The Indians avoided getting no-hit for consecutive days, but that was far from a reason to celebrate, as the team mustered just four hits on the day and seven total during the three-game series against the Brewers that ended with an 11-1 loss at Progressive Field. It was the first time Cleveland suffered a sweep (and a series loss) to Milwaukee since June 15-17, 2009.
“The Brewers have a very talented staff,” Indians backstop Ryan Lavarnway said. “Credit where credit is due. Good job for them. They made a couple good defensive plays. We hit the ball hard a few times before that hit dropped. They just ended up in gloves. I’m glad we finally got the hit. Obviously, the result of the whole game wasn’t what we wanted.”
Cleveland was held hitless through five innings -- the seventh time this season the offense has failed to record a hit in the first five frames, which is tied for the most of those instances in MLB with the Cardinals -- before Lavarnway made sure his club wouldn't become the first to be no-hit in back-to-back contests.
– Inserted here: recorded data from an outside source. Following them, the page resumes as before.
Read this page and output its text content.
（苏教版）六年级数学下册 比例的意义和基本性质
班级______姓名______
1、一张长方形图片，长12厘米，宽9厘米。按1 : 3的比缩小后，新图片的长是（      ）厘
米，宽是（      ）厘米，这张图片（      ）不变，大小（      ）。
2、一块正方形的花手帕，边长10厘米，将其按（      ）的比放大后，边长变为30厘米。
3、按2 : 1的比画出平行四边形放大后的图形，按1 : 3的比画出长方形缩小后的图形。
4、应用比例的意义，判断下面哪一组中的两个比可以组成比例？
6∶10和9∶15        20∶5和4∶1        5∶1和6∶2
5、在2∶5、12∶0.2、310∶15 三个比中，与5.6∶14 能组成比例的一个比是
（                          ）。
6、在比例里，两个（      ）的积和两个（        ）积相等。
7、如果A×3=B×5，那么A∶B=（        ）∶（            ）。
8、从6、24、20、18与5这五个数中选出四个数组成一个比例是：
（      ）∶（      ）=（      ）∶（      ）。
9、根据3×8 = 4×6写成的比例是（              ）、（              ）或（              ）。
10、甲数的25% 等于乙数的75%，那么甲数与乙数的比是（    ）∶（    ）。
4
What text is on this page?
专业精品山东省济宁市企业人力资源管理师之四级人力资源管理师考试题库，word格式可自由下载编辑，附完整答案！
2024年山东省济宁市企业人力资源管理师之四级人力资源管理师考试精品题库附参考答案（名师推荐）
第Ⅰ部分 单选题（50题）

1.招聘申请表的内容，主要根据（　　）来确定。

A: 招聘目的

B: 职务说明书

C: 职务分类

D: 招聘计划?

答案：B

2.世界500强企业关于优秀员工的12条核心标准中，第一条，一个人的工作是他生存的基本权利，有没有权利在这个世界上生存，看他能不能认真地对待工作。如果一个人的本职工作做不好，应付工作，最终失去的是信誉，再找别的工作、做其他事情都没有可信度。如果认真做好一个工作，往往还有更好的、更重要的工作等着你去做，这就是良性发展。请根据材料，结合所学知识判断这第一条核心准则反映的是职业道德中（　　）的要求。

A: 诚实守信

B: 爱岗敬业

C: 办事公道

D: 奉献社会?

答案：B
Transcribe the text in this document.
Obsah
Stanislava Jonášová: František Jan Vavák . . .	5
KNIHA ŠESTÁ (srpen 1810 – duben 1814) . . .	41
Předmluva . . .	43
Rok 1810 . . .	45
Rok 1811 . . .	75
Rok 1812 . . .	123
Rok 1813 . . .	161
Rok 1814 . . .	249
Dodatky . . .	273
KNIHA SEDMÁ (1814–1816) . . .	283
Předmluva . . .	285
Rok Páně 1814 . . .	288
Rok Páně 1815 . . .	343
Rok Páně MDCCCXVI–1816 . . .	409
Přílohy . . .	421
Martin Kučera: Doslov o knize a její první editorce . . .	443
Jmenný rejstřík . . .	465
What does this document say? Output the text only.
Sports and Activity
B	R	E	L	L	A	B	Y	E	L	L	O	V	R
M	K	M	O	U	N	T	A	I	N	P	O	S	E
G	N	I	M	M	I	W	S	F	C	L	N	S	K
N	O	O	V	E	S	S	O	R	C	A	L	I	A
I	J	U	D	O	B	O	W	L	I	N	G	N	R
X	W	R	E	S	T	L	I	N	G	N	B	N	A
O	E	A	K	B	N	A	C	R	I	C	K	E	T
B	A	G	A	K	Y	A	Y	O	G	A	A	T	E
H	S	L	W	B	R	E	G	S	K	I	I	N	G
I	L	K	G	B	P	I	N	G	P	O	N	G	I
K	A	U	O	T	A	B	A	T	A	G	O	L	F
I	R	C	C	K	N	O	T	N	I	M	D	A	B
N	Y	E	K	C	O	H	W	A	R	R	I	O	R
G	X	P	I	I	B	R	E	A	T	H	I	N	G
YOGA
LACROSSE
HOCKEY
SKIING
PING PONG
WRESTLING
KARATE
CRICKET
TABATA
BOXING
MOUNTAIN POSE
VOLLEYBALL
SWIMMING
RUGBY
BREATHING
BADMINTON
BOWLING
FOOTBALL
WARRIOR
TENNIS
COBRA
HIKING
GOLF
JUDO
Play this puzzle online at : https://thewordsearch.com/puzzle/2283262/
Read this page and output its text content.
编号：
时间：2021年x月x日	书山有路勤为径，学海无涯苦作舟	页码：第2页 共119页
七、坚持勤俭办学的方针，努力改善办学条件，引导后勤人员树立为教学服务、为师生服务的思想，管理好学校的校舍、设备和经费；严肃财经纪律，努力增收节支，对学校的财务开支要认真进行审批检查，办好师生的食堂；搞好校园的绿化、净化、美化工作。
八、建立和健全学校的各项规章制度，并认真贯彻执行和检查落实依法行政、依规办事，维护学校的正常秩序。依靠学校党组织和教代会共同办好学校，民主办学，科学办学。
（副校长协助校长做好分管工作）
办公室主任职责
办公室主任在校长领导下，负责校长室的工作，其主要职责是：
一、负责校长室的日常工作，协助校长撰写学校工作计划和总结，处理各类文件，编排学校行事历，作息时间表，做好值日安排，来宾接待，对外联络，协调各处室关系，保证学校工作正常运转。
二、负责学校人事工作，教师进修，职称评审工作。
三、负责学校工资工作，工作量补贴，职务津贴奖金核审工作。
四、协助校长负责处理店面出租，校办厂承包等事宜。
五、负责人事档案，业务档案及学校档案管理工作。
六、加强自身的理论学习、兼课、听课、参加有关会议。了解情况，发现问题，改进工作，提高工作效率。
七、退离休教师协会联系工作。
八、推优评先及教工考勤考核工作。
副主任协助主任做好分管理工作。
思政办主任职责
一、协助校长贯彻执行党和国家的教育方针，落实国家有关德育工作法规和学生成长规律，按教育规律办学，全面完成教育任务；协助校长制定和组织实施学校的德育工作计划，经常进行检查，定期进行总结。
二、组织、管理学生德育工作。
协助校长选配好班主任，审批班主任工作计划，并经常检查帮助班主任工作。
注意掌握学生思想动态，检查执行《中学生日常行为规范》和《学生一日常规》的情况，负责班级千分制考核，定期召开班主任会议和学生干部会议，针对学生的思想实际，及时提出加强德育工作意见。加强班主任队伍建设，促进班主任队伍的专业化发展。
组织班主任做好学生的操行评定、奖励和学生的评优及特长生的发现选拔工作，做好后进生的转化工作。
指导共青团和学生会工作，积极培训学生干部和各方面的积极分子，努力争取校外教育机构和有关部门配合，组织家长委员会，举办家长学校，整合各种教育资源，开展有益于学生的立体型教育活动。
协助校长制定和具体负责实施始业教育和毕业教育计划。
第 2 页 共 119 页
The Indians knew this series wasn’t going to be a walk in the park, as the Brewers arrived in Cleveland more than 30 games over .500, but it’s not something they would’ve expected to result in 15 consecutive no-hit innings for their offense. Cleveland became the fifth team -- joining the Mariners (2019), Rockies (2013), Twins (2012) and Astros (2008) -- in the last 25 years to be held hitless for at least 15 frames, and it was the Indians’ longest hitting drought since at least 1961 (previously 12 consecutive innings), according to the Elias Sports Bureau.
“About  innings too long for us to go hitless,” Lavarnway said. “I know personally, I just try to take it one pitch at a time. It’s such a cliché, but it’s a cliché because it’s true. All the innings that we went without hits, they don’t count in the inning that we’re in, so you just have to find a way to stay present and attack what we’re doing in the present.”
At times, the offense found its stride throughout the warmer months, especially in June and August, but the team’s biggest problem has been consistency over the last few years. The bats struggled early in the year, resulting in two no-hitters in the span of 21 games, and have again hit a tremendous cold stretch. Entering Sunday, the Indians were tied for the fourth-lowest average (.213) and the second-highest strikeout percentage (26.6 percent) and owned the worst wRC+ (68) of all 30 clubs in September. And now, the team has dropped eight of its last 10 contests.
“We have seen signs, and we’ve had different points of the season where we’ve played well and scored runs but have yet to have that consistency,” Indians president of baseball operations Chris Antonetti said prior to the game. “There have been months where we have been towards the bottom [among the league in runs scored]. Other months, we have been towards the top.”
If the Brewers are an example of a contending team, the Indians have some work to do over the offseason to get themselves ready for 2022. Milwaukee plated 24 runs, while surrendering just four in a span of three games. Cleveland logged just seven hits and committed seven errors during the series.
The team saw struggles from Eli Morgan and Aaron Civale (who made just his second start since coming off the injured list), with Lavarnway and shortstop Amed Rosario collectively being responsible for more than half of the defensive blunders on the field. But as the club has navigated those types of hiccups all season long, it’s clear that there’s nothing more crucial than addressing the offense.
“Again, we had periods where we’ve been productive offensively,” Antonetti reiterated, “but probably not as consistent as we’d like.”